Lately, the First Nations in Canada have been experiencing a resurgence of their numbers, and a renaissance of their culture and traditions. In the early 1990s, this renaissance sparked a renewed interest in the Two-Spirit traditions. The term “Two-Spirit” was coined in English at a conference at Winnipeg in 1990, an exact translation of the traditional Ojibwe term niizh manidoowag. The phrase has since been adopted by Two-Spirits in the US as well.

But these new developments will have to wait for later entry. For now, though, we turn toward the emerging voice in the late 19th and early 20th century, of the earliest lesbian and gay writers and poets.


Sources: The Catlin quote comes from his book Letters and notes on the manners, customs, and condition of the North American Indians from 1844. Alexander Henry gives his account of Ozawwendib in his published journals with David Thompson from 1799-1814. He never uses the name Ozawwendib, which is supplied by another trader, John Tanner.
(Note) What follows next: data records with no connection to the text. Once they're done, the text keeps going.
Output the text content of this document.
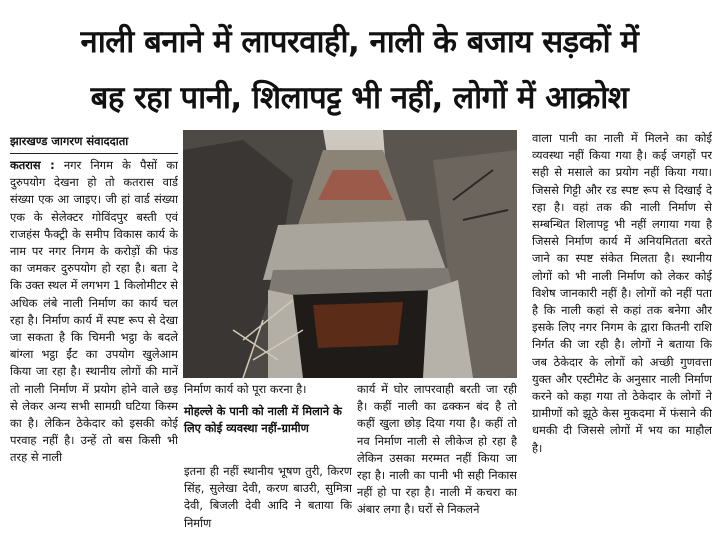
नाली बनाने में लापरवाही, नाली के बजाय सड़कों में
बह रहा पानी, शिलापट्ट भी नहीं, लोगों में आक्रोश
झारखण्ड जागरण संवाददाता

कतरास : नगर निगम के पैसों का दुरुपयोग देखना हो तो कतरास वार्ड संख्या एक आ जाइए। जी हां वार्ड संख्या एक के सेलेक्टर गोविंदपुर बस्ती एवं राजहंस फैक्ट्री के समीप विकास कार्य के नाम पर नगर निगम के करोड़ों की फंड का जमकर दुरुपयोग हो रहा है। बता दे कि उक्त स्थल में लगभग 1 किलोमीटर से अधिक लंबे नाली निर्माण का कार्य चल रहा है। निर्माण कार्य में स्पष्ट रूप से देखा जा सकता है कि चिमनी भट्ठा के बदले बांग्ला भट्ठा ईंट का उपयोग खुलेआम किया जा रहा है। स्थानीय लोगों की मानें तो नाली निर्माण में प्रयोग होने वाले छड़ से लेकर अन्य सभी सामग्री घटिया किस्म का है। लेकिन ठेकेदार को इसकी कोई परवाह नहीं है। उन्हें तो बस किसी भी तरह से नाली

निर्माण कार्य को पूरा करना है।

मोहल्ले के पानी को नाली में मिलाने के लिए कोई व्यवस्था नहीं-ग्रामीण

इतना ही नहीं स्थानीय भूषण तुरी, किरण सिंह, सुलेखा देवी, करण बाउरी, सुमित्रा देवी, बिजली देवी आदि ने बताया कि निर्माण

कार्य में घोर लापरवाही बरती जा रही है। कहीं नाली का ढक्कन बंद है तो कहीं खुला छोड़ दिया गया है। कहीं तो नव निर्माण नाली से लीकेज हो रहा है लेकिन उसका मरम्मत नहीं किया जा रहा है। नाली का पानी भी सही निकास नहीं हो पा रहा है। नाली में कचरा का अंबार लगा है। घरों से निकलने

वाला पानी का नाली में मिलने का कोई व्यवस्था नहीं किया गया है। कई जगहों पर सही से मसाले का प्रयोग नहीं किया गया। जिससे गिट्टी और रड स्पष्ट रूप से दिखाई दे रहा है। वहां तक की नाली निर्माण से सम्बन्धित शिलापट्ट भी नहीं लगाया गया है जिससे निर्माण कार्य में अनियमितता बरते जाने का स्पष्ट संकेत मिलता है। स्थानीय लोगों को भी नाली निर्माण को लेकर कोई विशेष जानकारी नहीं है। लोगों को नहीं पता है कि नाली कहां से कहां तक बनेगा और इसके लिए नगर निगम के द्वारा कितनी राशि निर्गत की जा रही है। लोगों ने बताया कि जब ठेकेदार के लोगों को अच्छी गुणवत्ता युक्त और एस्टीमेट के अनुसार नाली निर्माण करने को कहा गया तो ठेकेदार के लोगों ने ग्रामीणों को झूठे केस मुकदमा में फंसाने की धमकी दी जिससे लोगों में भय का माहौल है।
The description of female-bodied Two-Spirit can be found in David Thompson’s narrative of his explorations in Western America, 1784-1812 the Charles Mackenzie quote comes from Les Bourgeois de la Compagnie du Nord-Ouest, which was published by the North-West trading company. The James Mackenzie quote comes from the same book. Edward F. Wilson’s 1874 dictionary is titled The Ojebway Language. Missionary Adrien Morice’s bizarre reading of the Dakelh story comes from his book Three Carrier Myths, published in 1895. For information on crime and punishment by the North-West Mounted Police, I looked over the reports they sent to parliament in the Sessional Papers for the late 19th century. Those are a gold mine of information, and have probably supplied about half of my information for the 19th century on any topic — I still haven’t finished examining the penal records, though, so there may be more in there. For the other point of view, I went to some of the recently-published works and studies, including Becoming two-spirit : gay identity and social acceptance in Indian country by Brian Joseph Gilley, and Two-spirit people : Native American gender identity, sexuality, and spirituality by various authors, edited by Sue-Ellen Jacobs, Wesley Thomas, and Sabine Lang, and Two spirit people : American Indian, lesbian women and gay men by Lester B. Brown. All of them had little on Two-Spirit history, most of that American, and most of it from the same explorers’ and missionaries’ stories I’ve been using. There was nothing whatsoever on the disappearance of the traditions, except to say that they indeed disappeared. I’ve rounded this out with information from Two-Spirit websites and pamphlets, and Wikipedia’s article. None of the e-mails I’d sent in enquiry to Two-Spirit organizations when I did my original article on this ever received a reply – understandable, but still disappointing.